日々の暮らしのちょっと難解なお悩みに、弁護士や司法書士など専門士業の先生たちが答えます。
協力/熊本県専門士業団体連絡協議会


購入した中古住宅が欠陥だらけ…どうすれば?

Q.昨年、中古住宅を購入しました。ところが、いざ住んでみると、天井の雨漏りやシロアリによる腐食など不具合だらけです。売主からは何の問題もない物件と説明があったのに…。何とかなりませんか?(熊本市 40代 男性)
A.「瑕疵(かし)担保責任」がある売主に各種費用を請求できます

住宅の購入は人生の一大事。住宅の売主は、売却した住宅について瑕疵担保責任を負います。これは、売却した住宅に「隠れた瑕疵」(通常の注意では気が付かないような欠陥)があった場合に、売主が買主に対して負う責任のことです。

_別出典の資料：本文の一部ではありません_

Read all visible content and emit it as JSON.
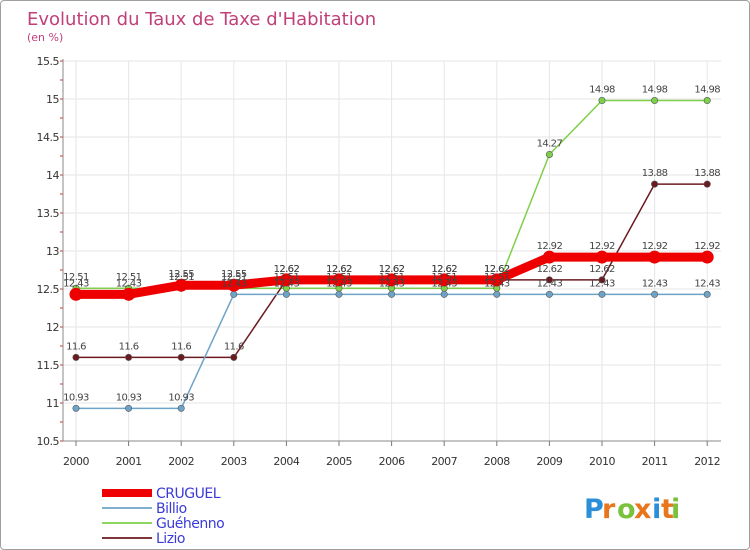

今回のケースでも、ご相談者が売主の説明を信じ、住宅を見たときなどにも不具合に気付けなければ、この責任を追及できます。責任の内容としては、雨漏りやシロアリによる腐食であれば、買主は、売主に対して修繕費用を請求できますが、そもそも欠陥がひどく修繕が不可能であったり、修繕に多額の費用がかかったりする場合には、売買契約自体の解除もできます。ただ、それらの請求期間については、買主が欠陥に気付いた時点から1年(売主が宅地建物取引業者の場合には引き渡しから2年)に制限されていますので注意が必要です。

また、個人間での中古住宅の売買においては、瑕疵担保責任の請求期間を引き渡しから3カ月程度に制限したり、そもそも「瑕疵担保責任なし」とする特約が定められていたりする場合もありますので、契約書をよく確認してください。なお、売主が住宅の欠陥を知っていたのに、それを隠して売却した場合には、上記特約があっても責任を免れません。

せっかく購入した住宅に不具合があれば、快適な生活を送ることはできません。住宅に関することでお困りの際は、弁護士に相談されることをお勧めします。